I have the same problem. I even stopped buying dead tree because I
can't move with them in style (last time I had to pay several $100
just for shipping a few lousy printed matter boxes), and I figured out
a hard drive in hand luggage full of .ps.gz and .pdf is worth many 100
kg of pigmented cellulose, and at need can be printed on demand.

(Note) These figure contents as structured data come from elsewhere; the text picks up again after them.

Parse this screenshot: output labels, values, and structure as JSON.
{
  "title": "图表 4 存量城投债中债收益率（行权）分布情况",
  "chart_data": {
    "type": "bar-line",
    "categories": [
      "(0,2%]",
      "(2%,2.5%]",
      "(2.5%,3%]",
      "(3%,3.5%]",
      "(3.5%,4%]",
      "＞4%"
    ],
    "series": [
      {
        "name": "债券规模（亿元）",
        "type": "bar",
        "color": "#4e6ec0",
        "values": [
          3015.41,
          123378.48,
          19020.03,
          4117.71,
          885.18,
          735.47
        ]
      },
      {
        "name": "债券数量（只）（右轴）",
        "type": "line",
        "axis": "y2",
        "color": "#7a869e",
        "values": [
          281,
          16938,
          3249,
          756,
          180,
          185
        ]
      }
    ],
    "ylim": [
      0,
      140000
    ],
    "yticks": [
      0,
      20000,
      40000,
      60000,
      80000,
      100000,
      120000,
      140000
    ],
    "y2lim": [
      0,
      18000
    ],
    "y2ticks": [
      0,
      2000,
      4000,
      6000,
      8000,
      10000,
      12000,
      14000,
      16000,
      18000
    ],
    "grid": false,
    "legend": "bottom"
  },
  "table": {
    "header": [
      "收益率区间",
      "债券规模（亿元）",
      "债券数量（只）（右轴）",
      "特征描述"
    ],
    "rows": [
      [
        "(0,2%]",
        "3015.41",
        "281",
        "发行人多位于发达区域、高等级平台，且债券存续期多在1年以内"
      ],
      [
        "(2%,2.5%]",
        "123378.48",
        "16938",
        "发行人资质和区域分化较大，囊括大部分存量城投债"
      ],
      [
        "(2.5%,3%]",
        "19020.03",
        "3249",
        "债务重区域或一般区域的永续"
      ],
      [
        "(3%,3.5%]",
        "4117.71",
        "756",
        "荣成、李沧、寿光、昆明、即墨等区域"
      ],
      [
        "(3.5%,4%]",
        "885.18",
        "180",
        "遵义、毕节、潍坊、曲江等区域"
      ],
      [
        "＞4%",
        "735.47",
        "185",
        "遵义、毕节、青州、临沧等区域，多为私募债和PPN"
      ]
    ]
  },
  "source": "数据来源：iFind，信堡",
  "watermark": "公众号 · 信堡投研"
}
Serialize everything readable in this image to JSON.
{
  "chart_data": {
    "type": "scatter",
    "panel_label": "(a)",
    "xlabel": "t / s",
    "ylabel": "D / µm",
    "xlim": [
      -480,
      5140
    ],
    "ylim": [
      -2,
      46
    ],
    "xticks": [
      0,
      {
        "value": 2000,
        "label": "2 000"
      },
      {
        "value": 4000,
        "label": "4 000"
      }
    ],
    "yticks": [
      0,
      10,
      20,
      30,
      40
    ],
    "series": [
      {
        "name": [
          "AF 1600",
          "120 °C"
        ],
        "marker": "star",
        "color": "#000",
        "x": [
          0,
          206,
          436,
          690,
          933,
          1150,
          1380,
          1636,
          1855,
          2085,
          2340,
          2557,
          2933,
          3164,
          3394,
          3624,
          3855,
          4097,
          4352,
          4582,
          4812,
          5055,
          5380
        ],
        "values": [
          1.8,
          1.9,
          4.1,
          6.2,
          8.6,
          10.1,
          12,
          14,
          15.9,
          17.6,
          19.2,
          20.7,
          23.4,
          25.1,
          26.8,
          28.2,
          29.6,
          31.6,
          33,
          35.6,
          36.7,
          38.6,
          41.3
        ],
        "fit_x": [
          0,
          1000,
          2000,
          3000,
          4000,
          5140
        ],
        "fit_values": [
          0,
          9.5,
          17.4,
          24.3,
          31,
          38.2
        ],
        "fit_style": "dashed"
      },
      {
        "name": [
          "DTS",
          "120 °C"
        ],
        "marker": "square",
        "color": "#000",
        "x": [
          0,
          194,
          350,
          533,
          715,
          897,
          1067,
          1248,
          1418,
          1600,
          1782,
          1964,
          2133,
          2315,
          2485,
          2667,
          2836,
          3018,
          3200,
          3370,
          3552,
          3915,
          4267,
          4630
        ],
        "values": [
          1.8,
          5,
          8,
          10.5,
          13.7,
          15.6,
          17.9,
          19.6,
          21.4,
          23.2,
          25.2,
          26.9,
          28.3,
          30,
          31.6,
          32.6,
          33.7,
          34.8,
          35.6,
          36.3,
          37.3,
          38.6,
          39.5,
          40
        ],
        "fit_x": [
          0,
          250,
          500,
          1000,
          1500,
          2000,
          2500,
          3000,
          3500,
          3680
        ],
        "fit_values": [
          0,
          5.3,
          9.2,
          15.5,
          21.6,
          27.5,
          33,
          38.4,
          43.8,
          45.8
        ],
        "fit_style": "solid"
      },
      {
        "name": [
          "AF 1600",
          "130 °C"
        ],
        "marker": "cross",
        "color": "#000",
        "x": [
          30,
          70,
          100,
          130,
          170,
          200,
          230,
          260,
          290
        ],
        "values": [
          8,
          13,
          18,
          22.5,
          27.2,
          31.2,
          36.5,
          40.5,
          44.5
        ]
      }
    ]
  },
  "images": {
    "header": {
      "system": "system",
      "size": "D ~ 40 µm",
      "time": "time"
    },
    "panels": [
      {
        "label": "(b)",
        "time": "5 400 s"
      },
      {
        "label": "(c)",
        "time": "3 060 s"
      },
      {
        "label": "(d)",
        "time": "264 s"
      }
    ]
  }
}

I would store scanned stuff at 300 dpi resolution (you can buy a
RAIDable 70 GByte drive now, with TByte drives to arrive in ~4 years),
along with the stuff you've OCRd. You can always reprocess it later,
remember, the segmenting process is still imperfect. And, of course,
the format will change three times over, and you won't be able to
migrate it losslessly. Scanning is the bottleneck, so I would scan the
best way you can afford, and store the stuff redundantly.

I'm waiting for

1) sustainable document standard and decent OCR quality plus good OCRing robots
2) a portable rugged display slate with quality approaching 300 dpi color
   laser printer -- based on an open architecture.

By the time the stuff arrives you'll be able to napster the books I
want or buy them for micropayments virtually for free, so I'll have to
process only a minor fraction of my actual library by hand. Meanwhile,
the mice may have fun exploring it ;)

And, yeah, lugging less stuff around does really free the mind.